In the editorial, they wrote that if the Missouri Higher Education Loan Authority has enough surplus to fund these building projects -- which include a Health Sciences Research and Education Center and a business incubator -- then they are not fulfilling the MOHELA charter of offering low interest rates to students.
The said violating this charter could be cause for a large class-action suit against the MOHELA board.
"Essentially, what the governor is proposing is to rob Peter (the students) to pay Paul (the institutions).
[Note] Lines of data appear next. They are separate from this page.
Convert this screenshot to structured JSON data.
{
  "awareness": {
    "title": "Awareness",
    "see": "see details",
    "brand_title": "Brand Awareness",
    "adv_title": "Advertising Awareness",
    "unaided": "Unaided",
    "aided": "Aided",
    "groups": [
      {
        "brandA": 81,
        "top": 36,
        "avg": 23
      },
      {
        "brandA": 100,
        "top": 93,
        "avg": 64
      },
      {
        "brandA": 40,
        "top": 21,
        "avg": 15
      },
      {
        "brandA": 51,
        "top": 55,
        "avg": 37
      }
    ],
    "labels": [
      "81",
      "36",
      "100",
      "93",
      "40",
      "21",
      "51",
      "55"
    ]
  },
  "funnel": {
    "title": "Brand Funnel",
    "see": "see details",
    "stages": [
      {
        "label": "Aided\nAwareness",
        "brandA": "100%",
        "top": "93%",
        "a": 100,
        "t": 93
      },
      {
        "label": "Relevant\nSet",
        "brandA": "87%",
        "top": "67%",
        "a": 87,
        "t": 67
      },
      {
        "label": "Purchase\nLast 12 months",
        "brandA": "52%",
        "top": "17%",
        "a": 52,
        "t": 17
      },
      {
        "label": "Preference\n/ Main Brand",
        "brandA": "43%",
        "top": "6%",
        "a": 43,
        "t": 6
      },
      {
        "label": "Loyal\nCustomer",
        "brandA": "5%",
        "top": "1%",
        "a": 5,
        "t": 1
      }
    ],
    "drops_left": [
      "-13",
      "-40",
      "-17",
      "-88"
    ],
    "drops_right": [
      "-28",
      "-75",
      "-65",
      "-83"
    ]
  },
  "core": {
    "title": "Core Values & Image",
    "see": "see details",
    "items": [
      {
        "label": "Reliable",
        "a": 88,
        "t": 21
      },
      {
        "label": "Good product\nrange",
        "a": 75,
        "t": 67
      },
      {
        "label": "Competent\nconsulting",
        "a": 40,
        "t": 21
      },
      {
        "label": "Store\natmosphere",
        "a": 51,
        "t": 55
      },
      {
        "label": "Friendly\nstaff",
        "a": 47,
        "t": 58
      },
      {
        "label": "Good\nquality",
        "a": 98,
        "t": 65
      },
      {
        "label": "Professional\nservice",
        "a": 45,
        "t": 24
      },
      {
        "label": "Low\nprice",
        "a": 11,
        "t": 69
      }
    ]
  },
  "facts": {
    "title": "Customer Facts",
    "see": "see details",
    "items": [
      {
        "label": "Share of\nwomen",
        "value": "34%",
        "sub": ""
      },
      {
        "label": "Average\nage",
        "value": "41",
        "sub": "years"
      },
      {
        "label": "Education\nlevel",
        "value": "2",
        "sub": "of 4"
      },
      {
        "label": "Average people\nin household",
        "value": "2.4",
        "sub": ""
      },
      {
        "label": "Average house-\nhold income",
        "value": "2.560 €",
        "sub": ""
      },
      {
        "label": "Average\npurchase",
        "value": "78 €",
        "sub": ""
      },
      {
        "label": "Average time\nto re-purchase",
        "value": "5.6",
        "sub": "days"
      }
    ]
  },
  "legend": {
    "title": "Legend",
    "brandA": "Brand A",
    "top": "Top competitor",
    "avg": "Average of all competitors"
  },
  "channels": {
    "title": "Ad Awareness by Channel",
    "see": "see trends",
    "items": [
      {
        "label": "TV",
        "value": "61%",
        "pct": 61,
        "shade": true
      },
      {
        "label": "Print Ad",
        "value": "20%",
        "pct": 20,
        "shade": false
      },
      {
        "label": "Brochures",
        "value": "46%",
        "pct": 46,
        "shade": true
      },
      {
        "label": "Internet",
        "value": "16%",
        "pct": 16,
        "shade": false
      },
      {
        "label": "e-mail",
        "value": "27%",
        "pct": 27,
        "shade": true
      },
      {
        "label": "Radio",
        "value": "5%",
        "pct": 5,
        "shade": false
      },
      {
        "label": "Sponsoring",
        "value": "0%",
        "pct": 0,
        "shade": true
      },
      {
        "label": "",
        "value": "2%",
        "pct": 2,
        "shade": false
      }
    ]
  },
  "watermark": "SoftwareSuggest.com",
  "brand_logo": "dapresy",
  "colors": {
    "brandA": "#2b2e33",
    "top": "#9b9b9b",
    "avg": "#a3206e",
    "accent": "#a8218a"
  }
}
The Pauls have paid lobbyists; the Peters have none," Ginnis and Lichtenegger stated in the editorial.
They wrote that money from the sale should be used for loan fogiveness and lower interest rates, and not for funding building projects at various state institutions.
Sen. Gary Nodler, R-Joplin, who authored a higher education bill that includes the governor's MOHELA sale, said this editorial inadvertently supports his bill. He said his bill would not violate the charter, because it, in fact, changes the law.
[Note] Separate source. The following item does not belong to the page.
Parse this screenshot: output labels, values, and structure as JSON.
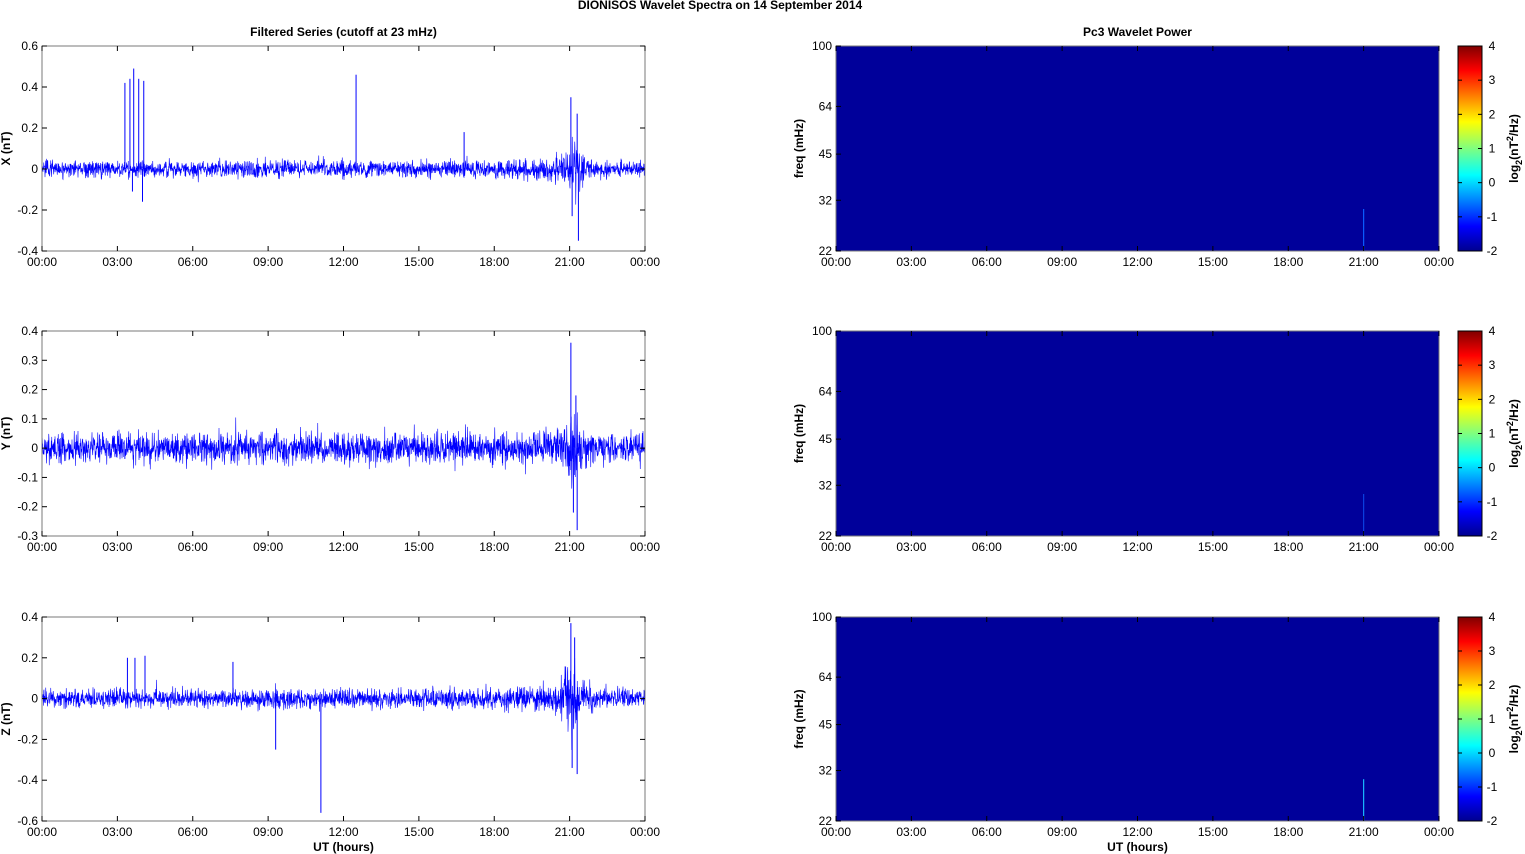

He also said he's not sure if the sale money should be used for both lowering interest rates on loans and loan forgiveness.
"I'm not aware where it says in the MOHELA charter that the MOHELA sale should be used for loan forgiveness," Nodler said.
Sen. Wes Shoemyer, D-Clarence, one of the sale's biggest opponents, said Nodler's bill would not violate any laws, but did agree that MOHELA money should be used for loan forgiveness and lower interest rates.
Shoemyer, who is a farmer, equated selling the MOHELA assets to buying expensive equipment and selling the farm.
"I buy all this stuff but, now come next year, I can't even fully utilize it, because I've sold the farm to buy it," he said.
Shoemyer, who is sponsoring another MOHELA bill that recommends using bonds to fund building projects, said that Nodler's MOHELA plan executes the the building projects over a 10-year period, and that the sale might not be able to fund all of the expenses. Some building projects, he said, could be dropped.
"If the kids aren't going to suffer and families -- which they are -- then as we're going with pay as you go, then some projects are going to fall of the list," Shoemyer said.